While attentional bias has been observed in several disorders, a curious exception to this rule is depression. Depressed patients tend to selectively remember negatively valenced information ('memory bias'), but they typically do not selectively attend to threat. (71> This may be because depressed people are preoccupied with (perceived) loss in the past and not, like anxious people, with (perceived) future harm. From a functionalistic position, it seems that selective attention is to be expected for those cues that are relevant for immediate action, like approach or avoidance. In line with this implication from general emotion theory, it was found that attentional bias also occurs for emotionally positive cues, given that the cues relate to highly desirable immediate action. For example, subjects who fast for 24 h selectively attend to positively valenced cues related to eating. (72)

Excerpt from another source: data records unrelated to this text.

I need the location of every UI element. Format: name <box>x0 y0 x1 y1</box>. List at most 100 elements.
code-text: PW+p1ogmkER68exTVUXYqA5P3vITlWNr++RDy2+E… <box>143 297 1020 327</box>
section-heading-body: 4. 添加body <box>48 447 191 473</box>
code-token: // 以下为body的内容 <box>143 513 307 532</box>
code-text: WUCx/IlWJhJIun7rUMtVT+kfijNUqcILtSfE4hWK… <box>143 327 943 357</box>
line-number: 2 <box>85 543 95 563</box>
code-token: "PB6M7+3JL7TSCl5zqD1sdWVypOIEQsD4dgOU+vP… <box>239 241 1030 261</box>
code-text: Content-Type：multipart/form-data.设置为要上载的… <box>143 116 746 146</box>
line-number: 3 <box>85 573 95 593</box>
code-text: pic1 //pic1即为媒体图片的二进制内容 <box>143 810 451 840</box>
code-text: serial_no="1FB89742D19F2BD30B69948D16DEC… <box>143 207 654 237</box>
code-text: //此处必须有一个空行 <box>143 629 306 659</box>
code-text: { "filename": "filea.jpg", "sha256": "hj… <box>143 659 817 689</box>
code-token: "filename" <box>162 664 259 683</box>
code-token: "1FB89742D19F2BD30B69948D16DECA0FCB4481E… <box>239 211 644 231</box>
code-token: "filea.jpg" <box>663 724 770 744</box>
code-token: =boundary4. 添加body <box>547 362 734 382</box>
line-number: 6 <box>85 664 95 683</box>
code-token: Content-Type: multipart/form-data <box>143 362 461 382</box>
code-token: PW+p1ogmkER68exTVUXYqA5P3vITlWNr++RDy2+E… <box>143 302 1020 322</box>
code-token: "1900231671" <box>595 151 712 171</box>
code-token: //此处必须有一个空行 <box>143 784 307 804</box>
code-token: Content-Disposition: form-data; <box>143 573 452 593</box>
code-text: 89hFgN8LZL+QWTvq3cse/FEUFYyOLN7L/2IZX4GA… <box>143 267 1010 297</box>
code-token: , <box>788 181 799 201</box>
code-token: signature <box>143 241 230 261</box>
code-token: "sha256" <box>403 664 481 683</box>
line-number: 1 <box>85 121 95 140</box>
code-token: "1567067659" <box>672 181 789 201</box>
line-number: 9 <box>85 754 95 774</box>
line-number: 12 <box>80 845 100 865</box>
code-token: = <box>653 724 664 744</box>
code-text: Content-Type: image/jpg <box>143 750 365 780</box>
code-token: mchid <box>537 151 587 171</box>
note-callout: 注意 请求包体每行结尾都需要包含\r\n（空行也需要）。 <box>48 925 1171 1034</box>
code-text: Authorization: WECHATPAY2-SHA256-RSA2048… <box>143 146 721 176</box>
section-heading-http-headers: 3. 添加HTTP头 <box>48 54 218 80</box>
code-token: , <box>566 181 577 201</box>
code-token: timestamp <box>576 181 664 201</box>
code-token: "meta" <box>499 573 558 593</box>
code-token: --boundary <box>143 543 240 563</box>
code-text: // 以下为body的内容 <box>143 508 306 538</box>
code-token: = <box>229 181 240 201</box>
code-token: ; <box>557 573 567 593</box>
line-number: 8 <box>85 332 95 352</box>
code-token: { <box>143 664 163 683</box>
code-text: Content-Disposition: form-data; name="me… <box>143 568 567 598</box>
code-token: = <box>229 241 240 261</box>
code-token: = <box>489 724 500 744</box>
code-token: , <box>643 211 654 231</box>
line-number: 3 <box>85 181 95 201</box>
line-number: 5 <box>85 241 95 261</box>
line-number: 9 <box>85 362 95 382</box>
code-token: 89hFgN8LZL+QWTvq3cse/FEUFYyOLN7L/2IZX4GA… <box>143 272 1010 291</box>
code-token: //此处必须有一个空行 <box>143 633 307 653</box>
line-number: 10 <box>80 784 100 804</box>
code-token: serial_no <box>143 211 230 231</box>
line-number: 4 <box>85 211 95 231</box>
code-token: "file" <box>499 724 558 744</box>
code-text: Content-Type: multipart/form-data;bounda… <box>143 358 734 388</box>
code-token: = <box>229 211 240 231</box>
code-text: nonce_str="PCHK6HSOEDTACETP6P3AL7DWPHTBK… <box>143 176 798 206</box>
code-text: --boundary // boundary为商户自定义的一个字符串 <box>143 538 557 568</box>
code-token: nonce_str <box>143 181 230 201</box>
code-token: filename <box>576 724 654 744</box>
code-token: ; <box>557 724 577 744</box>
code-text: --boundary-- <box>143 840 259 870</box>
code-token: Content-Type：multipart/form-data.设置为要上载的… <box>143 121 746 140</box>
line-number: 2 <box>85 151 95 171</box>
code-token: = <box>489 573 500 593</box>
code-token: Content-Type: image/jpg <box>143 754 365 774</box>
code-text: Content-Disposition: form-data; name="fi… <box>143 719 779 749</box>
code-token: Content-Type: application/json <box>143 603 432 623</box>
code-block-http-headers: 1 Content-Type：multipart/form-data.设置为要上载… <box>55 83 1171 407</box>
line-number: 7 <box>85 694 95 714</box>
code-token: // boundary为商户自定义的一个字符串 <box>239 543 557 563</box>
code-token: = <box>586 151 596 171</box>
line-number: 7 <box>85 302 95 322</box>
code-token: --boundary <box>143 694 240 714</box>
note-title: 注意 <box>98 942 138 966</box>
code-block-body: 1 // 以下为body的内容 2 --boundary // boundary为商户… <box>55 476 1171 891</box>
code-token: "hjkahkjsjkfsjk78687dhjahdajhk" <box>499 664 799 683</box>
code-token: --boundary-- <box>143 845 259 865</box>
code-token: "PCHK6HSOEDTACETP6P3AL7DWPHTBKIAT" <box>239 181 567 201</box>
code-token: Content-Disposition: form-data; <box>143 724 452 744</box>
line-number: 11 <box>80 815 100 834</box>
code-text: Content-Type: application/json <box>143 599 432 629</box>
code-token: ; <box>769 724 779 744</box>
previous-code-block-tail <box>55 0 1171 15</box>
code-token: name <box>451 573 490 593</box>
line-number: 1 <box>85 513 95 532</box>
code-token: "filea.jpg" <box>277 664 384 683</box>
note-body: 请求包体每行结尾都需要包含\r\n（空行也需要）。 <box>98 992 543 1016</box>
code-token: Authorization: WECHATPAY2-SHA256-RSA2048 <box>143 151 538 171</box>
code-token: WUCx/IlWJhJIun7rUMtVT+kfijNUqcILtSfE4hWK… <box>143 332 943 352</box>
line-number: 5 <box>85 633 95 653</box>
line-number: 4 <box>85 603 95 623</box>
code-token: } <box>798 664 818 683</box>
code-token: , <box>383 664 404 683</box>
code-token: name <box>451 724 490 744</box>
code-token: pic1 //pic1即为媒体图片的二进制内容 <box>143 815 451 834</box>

Theoretically and clinically, a crucial question is the causal status of attentional bias: is it related to the genesis and/or maintenance of disorders or is it a result of these disorders? The empirical evidence that has accumulated favours both interpretations. Thus several studies have found that attentional bias disappears or is reduced after successful cognitive behaviour therapy.(73,7 and 75) The finding that cognitive behaviour therapy affects not only behaviour and self-reported complaints but also objective manifestations of information processing, while encouraging for cognitive behaviour therapy, suggests that attentional bias results from anxiety. Obviously, the relevance of attentional bias would be rather limited if there were an epiphenomenal and superficial feature of the disorder, appearing and disappearing with the waxing and waning of the syndrome. Still, there is more to attentional bias than this. MacLeod and Hagan, (65,) using the preconsciously operating 'masked' Stroop test in a prospective study, observed that future distress could be predicted from a currently present tendency to selectively attend to threat. This was replicated in a cross-sectional study.(67) Of particular interest is that the prediction of distress from current attentional bias was unrelated to current anxiety levels. Independent of current anxiety, attentional bias was a predictor of subsequent symptoms. This suggests that anxiety and attentional bias are reciprocally related; anxiety may foster attentional bias, but in and of itself attentional bias may be a vulnerability factor. A therapeutic implication would be that reducing attentional bias may help in reducing anxiety disorders or preventing relapse after successful treatment. While promising observations have been reported, (76) no controlled data are yet available.